On the surface, things appear under control.
France let in only four goals in their qualifying campaign - second only to Italy, who conceded two - and their last two warm-up matches saw them win 2-0 against Serbia before a crushing 4-0 defeat of Estonia on Tuesday.
However, the Serbia win was prefaced by a last-gasp 3-2 victory over Iceland in which France had to rally from two goals down and even in their subsequent victories, there have been moments of discomfort at the back.
Central to the unease about France's defensive solidity has been the form of Philippe Mexes.
Supposedly the leader of the French back four, he has appeared uncertain, and received a rating of 4/10 from sports newspaper L'Equipe for an error-strewn showing against the Estonians.
The 30-year-old was out for six months last year after damaging ligaments in his left knee while playing for Roma and despite returning to action with new club AC Milan, he flitted in and out of the team in the season's closing weeks.
Concerns have been raised in the French media that the former Auxerre centre-back is still carrying the weight he put on during his period of absence.
Laurent Blanc dismissed those suggestions earlier this week, asserting that Mexes' body fat was an acceptable 10 percent, but he conceded that France needed to tighten things up at the back.

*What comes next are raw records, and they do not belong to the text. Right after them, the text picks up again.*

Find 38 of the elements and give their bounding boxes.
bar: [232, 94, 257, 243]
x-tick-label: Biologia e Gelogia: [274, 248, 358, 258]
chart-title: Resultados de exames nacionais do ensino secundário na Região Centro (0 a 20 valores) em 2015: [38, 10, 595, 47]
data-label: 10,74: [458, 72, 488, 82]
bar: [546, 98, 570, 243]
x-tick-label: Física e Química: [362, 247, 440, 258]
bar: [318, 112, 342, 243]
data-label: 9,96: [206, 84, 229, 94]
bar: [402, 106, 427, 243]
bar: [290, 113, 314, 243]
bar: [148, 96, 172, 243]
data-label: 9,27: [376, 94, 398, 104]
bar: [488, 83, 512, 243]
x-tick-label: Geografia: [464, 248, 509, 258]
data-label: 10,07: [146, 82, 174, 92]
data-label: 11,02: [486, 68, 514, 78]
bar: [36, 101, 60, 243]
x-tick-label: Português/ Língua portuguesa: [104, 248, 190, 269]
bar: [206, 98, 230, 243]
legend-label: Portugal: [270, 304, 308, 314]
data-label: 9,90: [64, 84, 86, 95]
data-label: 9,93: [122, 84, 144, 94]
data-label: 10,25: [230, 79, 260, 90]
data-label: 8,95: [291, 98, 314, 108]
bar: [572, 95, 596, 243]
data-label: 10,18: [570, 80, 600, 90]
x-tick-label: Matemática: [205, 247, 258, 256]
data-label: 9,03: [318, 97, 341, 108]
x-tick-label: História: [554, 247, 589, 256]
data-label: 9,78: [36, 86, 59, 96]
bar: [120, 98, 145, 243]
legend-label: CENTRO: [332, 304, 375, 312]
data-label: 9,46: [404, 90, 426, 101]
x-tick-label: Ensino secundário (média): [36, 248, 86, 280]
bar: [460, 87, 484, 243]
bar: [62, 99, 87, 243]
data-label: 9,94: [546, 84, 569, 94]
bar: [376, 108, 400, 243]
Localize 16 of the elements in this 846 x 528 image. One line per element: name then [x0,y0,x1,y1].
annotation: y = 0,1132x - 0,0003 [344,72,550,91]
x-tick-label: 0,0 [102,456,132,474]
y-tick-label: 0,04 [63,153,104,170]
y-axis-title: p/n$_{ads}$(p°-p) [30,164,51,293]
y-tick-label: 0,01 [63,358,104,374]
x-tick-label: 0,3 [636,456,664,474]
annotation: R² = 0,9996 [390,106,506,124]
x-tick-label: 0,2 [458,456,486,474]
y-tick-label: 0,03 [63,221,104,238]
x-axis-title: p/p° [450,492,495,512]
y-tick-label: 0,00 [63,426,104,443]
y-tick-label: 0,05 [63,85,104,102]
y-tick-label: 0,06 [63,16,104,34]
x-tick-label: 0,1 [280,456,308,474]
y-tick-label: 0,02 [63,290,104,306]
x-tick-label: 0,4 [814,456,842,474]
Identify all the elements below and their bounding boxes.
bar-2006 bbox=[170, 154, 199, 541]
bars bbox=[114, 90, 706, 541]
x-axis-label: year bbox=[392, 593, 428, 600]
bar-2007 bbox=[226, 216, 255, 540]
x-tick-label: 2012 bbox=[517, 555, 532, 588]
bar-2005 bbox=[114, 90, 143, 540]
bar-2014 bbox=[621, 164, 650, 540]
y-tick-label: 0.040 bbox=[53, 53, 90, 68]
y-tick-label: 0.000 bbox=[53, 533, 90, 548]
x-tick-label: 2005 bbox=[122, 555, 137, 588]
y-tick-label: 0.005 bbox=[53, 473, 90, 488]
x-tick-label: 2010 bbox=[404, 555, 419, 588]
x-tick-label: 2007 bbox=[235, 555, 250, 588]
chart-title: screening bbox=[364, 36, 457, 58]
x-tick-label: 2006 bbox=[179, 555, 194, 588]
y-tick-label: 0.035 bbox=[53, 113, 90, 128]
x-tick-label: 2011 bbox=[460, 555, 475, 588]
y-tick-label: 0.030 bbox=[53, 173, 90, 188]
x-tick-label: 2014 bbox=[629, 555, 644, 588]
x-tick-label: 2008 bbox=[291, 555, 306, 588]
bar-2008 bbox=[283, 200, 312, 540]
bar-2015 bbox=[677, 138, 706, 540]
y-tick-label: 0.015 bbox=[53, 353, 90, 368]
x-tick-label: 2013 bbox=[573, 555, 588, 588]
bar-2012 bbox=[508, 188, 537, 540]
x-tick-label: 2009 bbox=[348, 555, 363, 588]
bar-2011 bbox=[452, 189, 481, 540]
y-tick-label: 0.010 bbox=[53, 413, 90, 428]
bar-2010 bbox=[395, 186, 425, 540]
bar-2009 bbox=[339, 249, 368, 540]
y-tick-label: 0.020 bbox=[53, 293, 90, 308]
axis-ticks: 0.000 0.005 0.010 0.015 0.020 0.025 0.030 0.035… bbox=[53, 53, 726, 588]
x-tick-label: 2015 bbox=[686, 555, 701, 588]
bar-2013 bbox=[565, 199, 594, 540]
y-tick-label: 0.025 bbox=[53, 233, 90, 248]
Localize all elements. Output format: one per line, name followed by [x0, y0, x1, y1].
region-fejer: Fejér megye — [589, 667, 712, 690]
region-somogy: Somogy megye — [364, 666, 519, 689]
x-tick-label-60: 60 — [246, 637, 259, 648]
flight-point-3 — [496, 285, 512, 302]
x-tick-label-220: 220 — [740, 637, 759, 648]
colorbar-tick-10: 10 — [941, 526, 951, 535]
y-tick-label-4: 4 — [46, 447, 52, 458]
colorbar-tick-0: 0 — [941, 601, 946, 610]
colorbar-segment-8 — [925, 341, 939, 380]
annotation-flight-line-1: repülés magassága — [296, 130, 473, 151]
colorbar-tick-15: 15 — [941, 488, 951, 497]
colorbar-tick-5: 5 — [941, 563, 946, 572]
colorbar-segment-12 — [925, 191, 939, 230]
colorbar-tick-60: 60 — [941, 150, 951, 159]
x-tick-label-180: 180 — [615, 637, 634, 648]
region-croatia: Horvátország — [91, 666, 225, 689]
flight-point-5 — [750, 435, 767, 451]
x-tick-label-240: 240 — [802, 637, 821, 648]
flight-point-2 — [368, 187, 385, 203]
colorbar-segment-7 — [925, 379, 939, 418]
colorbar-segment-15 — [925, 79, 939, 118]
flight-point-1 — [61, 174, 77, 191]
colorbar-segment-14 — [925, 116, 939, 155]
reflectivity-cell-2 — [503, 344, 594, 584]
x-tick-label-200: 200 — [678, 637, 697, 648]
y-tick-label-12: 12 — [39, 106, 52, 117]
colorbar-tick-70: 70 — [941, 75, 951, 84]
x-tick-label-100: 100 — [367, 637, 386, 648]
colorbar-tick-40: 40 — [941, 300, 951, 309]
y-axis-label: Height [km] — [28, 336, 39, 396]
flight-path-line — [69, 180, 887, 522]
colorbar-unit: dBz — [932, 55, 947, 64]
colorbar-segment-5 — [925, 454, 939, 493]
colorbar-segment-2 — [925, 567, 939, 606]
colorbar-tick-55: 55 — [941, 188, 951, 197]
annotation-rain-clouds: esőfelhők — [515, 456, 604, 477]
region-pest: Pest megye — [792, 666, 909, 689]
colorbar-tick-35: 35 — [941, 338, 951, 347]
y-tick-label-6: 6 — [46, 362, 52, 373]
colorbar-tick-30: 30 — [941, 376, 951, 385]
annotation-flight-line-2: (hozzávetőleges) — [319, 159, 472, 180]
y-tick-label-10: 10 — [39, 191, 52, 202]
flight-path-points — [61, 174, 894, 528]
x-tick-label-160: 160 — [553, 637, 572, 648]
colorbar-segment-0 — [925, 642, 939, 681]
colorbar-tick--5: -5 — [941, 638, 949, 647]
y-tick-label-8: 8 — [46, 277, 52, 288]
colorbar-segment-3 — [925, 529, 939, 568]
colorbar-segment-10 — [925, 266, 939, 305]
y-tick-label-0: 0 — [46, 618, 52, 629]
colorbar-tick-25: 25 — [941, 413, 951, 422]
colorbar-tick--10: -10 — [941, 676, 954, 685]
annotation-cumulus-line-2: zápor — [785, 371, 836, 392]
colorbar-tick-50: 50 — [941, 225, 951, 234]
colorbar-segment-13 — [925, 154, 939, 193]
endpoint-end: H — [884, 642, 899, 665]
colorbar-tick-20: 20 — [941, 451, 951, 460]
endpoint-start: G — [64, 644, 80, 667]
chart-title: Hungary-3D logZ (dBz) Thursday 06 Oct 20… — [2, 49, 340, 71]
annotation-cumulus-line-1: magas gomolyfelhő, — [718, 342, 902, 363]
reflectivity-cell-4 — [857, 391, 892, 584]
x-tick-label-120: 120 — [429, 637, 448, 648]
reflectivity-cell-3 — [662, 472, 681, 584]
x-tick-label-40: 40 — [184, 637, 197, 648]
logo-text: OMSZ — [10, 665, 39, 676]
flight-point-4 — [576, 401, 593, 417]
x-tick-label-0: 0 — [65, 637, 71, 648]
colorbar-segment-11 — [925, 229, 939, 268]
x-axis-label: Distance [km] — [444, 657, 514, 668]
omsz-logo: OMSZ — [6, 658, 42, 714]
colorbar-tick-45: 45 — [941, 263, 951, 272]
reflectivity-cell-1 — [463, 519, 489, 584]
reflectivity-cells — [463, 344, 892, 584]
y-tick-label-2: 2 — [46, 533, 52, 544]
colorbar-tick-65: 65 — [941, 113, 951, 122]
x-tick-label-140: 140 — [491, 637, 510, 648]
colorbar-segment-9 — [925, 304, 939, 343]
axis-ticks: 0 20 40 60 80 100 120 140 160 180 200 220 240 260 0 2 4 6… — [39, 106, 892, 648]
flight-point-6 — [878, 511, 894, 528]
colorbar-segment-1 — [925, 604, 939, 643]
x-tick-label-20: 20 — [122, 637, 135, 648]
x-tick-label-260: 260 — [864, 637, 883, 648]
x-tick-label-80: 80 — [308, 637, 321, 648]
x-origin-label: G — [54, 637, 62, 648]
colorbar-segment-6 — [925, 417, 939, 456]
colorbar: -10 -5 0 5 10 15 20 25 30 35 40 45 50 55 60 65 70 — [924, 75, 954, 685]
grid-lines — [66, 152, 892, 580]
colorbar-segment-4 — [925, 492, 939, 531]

"Defensive balance is the hardest thing to find," said the France coach.
"In qualifying, we could rely on a good defence and I hope that we'll rediscover our defensive performances. Because without a defence, we won't go very far in this tournament."
France's pre-tournament objective was to reach the quarter-finals but their impressive recent performances have lent credence to the notion that they could mount a challenge for the Henri Delaunay trophy.
Nonetheless, since a quarter-final exit at Euro 2004, France have won just one group game at a major tournament - against Togo at the 2006 World Cup - and the wounds of the 2010 World Cup debacle remain fresh.
To that end, Blanc has been keen to create a renewed sense of team spirit and the buoyancy in the French camp was evident during the match with Estonia, when even substituted players left the pitch with broad smiles on their faces.
The players also unfurled a banner at the end of the game - "THANK YOU! At the Euro, with you, for you!" - which provided a reminder of the need to win over fans still smarting over the Knysna training ground strike in South Africa.
For all their defensive cogitations, France looked slick and full of menace in attack in their last two friendly games, after Blanc reconfigured the team's formation to a 4-3-3 system that features only one true holding player.
Franck Ribery broke a three-year scoring drought with the equaliser against Iceland before claiming further goals against Serbia and Estonia, while Karim Benzema was on target twice in France's last warm-up game.
Olivier Giroud, the top scorer in Ligue 1 with Montpellier, has added a spark from the bench, meanwhile, creating three goals in his three substitute appearances.
Samir Nasri, now deployed on the right wing, is still to fully convince but Florent Malouda has added dynamism and know-how to the centre of midfield and his midfield colleague, Yohan Cabaye, is getting forward more and more.
Somewhat belatedly, France are starting to play the football that Blanc wants to see. England cannot fail to have noticed.